Imaginem um rapaz de quinze anos apaixonado por sua prima mais velha. Uma mulher de vinte e cinco. Elegante, em camisolas negras de seda, batom e unhas vermelhos contrastando com a pele de pêssego. A postura nobre, o corpo jovem, os cabelos longos caindo em cascatas pelas costas, o sorriso cínico. Agora adicionem a isso o fato de ela ser Belatriz Black.
Nessa época as unhas já não beliscavam meus braços, mas arranhavam minhas costas; e não me causavam dor, mas prazer. As palavras sussurradas pra que só eu ouvisse não eram ásperas, mas de puro desejo. Assim como todos os olhares. E eu podia ver de perto o brilho único daqueles olhos negros. Ela continuava me dominando. Me enfeitiçava. Sim, a única pessoa que conseguiu subjugar Sirius Black.
E me atrevo a dizer que ela me odiava mais ainda nessa época, muito mais que antes. Me odiava por ela mesma não ter conseguido continuar a me maltratar e ignorar. Me odiava por eu ser irritantemente atraente e sedutor. Me odiava por eu não ser digno dela. Eu não era mais o príncipe da família. Agora ninguém mais satisfazia minhas vontades. “Grifinório”. Me odiava por ser impossível me amar. Me odiava por ser proibido. Me odiava por me amar demais.
É, eu sei. Ela sempre foi louca. Mas sempre me enlouqueceu também. Fosse da maneira que fosse, ela sabia se fazer marcante, sabia se fazer necessária, sabia ser a melhor. Sempre a melhor.
Ainda posso sentir o gosto meio azedo meio doce dela se fechar os olhos. Único. O perfume também, aquele perfume cítrico. Ou talvez ele só tenha se impregnado nos lençóis. E os passos agora já estão no meio da escada.
Eu também a odiava.
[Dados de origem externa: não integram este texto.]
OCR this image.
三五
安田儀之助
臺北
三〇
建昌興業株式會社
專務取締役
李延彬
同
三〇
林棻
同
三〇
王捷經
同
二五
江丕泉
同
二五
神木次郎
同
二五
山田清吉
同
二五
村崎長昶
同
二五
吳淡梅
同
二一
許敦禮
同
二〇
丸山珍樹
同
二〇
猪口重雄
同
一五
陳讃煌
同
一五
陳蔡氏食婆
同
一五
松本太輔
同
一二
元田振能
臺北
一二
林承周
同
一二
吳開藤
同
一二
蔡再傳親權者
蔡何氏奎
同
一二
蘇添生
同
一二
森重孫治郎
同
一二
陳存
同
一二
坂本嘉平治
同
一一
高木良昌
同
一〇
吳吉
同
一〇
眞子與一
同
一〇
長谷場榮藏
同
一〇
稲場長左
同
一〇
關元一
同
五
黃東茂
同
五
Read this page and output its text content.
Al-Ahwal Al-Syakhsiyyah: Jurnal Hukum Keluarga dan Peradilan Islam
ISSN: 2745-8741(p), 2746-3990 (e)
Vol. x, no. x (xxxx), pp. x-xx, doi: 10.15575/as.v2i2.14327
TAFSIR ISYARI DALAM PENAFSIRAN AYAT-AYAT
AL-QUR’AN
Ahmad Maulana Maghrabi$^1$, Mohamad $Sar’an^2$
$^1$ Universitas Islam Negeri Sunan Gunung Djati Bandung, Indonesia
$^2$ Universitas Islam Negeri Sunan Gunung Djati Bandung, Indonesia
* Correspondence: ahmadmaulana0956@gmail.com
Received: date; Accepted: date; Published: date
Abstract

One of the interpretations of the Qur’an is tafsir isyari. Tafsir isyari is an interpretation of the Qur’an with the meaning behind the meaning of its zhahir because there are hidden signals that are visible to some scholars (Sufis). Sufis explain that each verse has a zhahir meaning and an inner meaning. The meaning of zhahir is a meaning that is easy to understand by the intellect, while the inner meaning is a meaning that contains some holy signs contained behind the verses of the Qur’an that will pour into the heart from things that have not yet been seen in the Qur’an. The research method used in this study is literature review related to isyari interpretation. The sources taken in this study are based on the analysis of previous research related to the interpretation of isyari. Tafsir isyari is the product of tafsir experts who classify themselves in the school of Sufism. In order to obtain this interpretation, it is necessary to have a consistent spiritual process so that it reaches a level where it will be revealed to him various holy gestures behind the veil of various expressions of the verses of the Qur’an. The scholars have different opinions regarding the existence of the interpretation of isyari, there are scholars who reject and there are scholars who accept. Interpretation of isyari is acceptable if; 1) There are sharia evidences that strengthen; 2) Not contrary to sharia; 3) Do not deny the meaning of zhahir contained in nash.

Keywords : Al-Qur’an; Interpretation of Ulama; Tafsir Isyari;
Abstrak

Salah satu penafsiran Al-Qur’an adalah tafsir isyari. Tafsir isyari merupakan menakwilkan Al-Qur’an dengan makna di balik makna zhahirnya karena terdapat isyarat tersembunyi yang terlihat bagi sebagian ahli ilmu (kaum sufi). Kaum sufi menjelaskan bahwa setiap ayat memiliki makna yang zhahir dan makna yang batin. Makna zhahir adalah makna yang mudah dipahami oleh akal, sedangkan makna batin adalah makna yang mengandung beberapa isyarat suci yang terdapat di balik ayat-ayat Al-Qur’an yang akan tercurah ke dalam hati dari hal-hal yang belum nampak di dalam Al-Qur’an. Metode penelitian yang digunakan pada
Sim, muito, e ainda odeio. Odiava-a por ter se atrevido e conseguido me dominar, desde criança. Odiava-a por ela sempre ter ido embora antes que eu acordasse. Odiava-a por ser tão conquistadora e sexy, e conseguir tomar conta de todo meu corpo e minha mente. Odiava-a por não ter ficado. Odiava-a por ter se casado com Lestrange. Odiava-a por ser um deles. Não, ela era pior que eles. Odiava-a por ser cruel. Odiava-a por ter matado. Odiava-a por ter morrido...
Naqueles momentos em que éramos só nos dois, eu podia apreciar como ela era tão igual a mim. Sarcástica, charmosa, conquistadora, dona do próprio nariz. Mas ao mesmo tempo ela era totalmente diferente. Tinha um prazer sádico em provocar sofrimento e dor. Orgulho de ser uma Black. Os olhos dela brilhavam quando falava nele...
Mas mesmo assim, ao ouvir aqueles passos na escada alguns segundos atrás, eu tive certeza que era ela. Mesmo assim, ao escutá-los agora, já no alto da escada, meu coração idiota ainda acelera e meu corpo relembra aquelas sensações. É, eu também a odeio por amá-la.
Os passos cessaram na porta do quarto. Eu espero a porta se abrir. E lá está ela mais uma vez. Mas não é realmente ela. A mulher parada ali é uma caveira de olhos fundos e olhar louco. De cabelos embaraçados e coração de pedra. A expressão tão dura que eu me assusto com a maciez da voz quando ela abre os lábios.
- Sirius.
E eu finalmente a reconheço. Sim, naquela voz se encontra o resto de humanidade daquele ser. Talvez por isso tenha saído tão fraca.
- Bela.
Eu me levanto e me aproximo. Abraço-a pela cintura com um único braço, sentindo-a amparar-se nele. Com o outro, afasto os cabelos emaranhados do rosto dela e desenho a boca, antes tão vermelha e aveludada, agora pálida e ressecada.
- Pelos velhos tempos então? – digo encarando os olhos negros, agora opacos.
- Uma última vez – o fio de voz dela é abafado pelos meus lábios.